01:21:45 Bias in Image Software (Computer Vision), an example with Faceapp or Google Photos. The first International Beauty Contest judged by A.I.
01:25:15 Bias in Natural Language Processing (NLP)
Another example with an A.I. built to help US Judicial system.
Taser invests in A.I. and body-cameras to “anticipate criminal activity”.
01:34:30 Questions you should ask yourself when you work on A.I.
You have options !
I just finished the final version of ML1 Complete Video Collections, from Lesson 1 to 12.

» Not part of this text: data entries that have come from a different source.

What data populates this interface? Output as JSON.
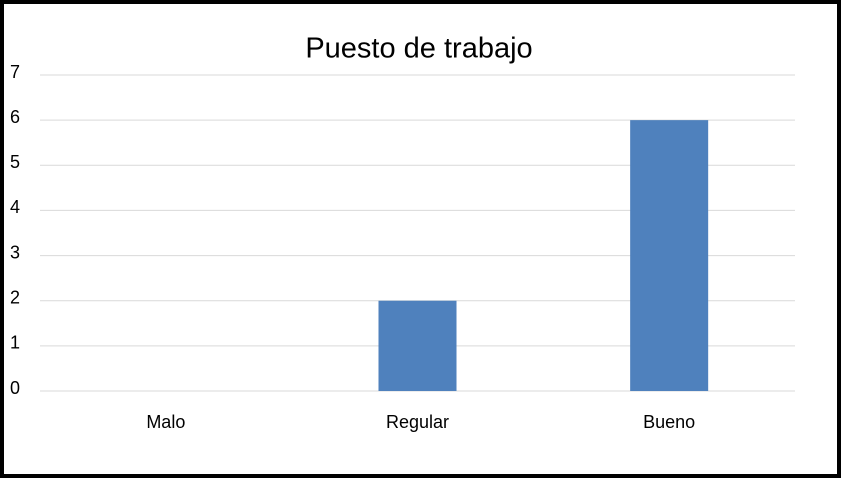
{
  "chart_data": {
    "type": "bar",
    "title": "Puesto de trabajo",
    "categories": [
      "Malo",
      "Regular",
      "Bueno"
    ],
    "values": [
      0,
      2,
      6
    ],
    "color": "#4f81bd",
    "ylim": [
      0,
      7
    ],
    "yticks": [
      0,
      1,
      2,
      3,
      4,
      5,
      6,
      7
    ],
    "grid": true
  }
}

Most of the lessons are pretty straightforward but I would personally suggest to all students, beginners as well as advanced, to pay special attention at the 2nd part of Lesson 12: @Jeremy brings up some serious issues about “A.I. and Ethics”, with real-life examples -and unfortunate consequences for some practitioners involved-.
This goes beyond what most A.I. classes cover.
These videos are gold! Thank you so much @jeremy been taking a lot of MOOCs about machine/deep learning. Even the https://www.deeplearning.ai/ classes, but with these videos I have to say I love this style of teaching. You ask questions to a room full of students and even if one person answers you in a slightly incorrect way you try to get more information out of them, hearing everyones response clearly and you responding to them to the best of your ability is by far one of the better methods to understanding the concepts being presented. More MOOCs should take note of this.
Just getting in to the first video… I’m not able to unzip train.zip on google colab, I get this error ( I believe I got the same error trying to do the exact same thing on Paperspace a few weeks ago) :
Archive: train.zip
End-of-central-directory signature not found. Either this file is not
a zipfile, or it constitutes one disk of a multi-part archive. In the
latter case the central directory and zipfile comment will be found on
the last disk(s) of this archive.
unzip: cannot find zipfile directory in one of train.zip or
train.zip.zip, and cannot find train.zip.ZIP, period.
I also tried just downloading the train.zip file to my local machine, unzipped it, and then not sure how to use something like scp (what is my username & pw at google colab??) Any help is appreciated.
There isn’t a separate notebook for every lesson. Jeremy instead works through these 5 notebooks and discusses a lot more topics throughout the 12 lessons. Hope that helps.
Thanks… I dont know where the kaggle competitions command above put the files but then I looked at the api docs and found how to tell it explicitly to put the goods in the ~/data/bulldozers directory.
My understanding of l2 regularization is that it penalizes weights that are far from 0. We are adding a term to the loss function which increases squared with the weight value. So this will force the minimization of the loss function to look for weights that are closer to 0.
I have one question, from the MOOC ML course, and really appreciate your help. In Jeremy’s notebook - he uses split_val function to create the validation set (which is the last 12k rows from the data). That being set however, when we are doing set_rf_examples(5000) , it takes random samples from the entire training set for building individual trees for the RF. Isn’t is possible (though the chances are less likely), that some of the samples that went into the validation set may also get picked while building some of the trees in the RF.
Isn’t the general rule of thumb that the train and validation sample kept separate ?. here is the sample code I am referring to -
Really appreciate your help. If this is answered in other section or other following sessions, I apologize and can read / listen to it, Thanks for your help.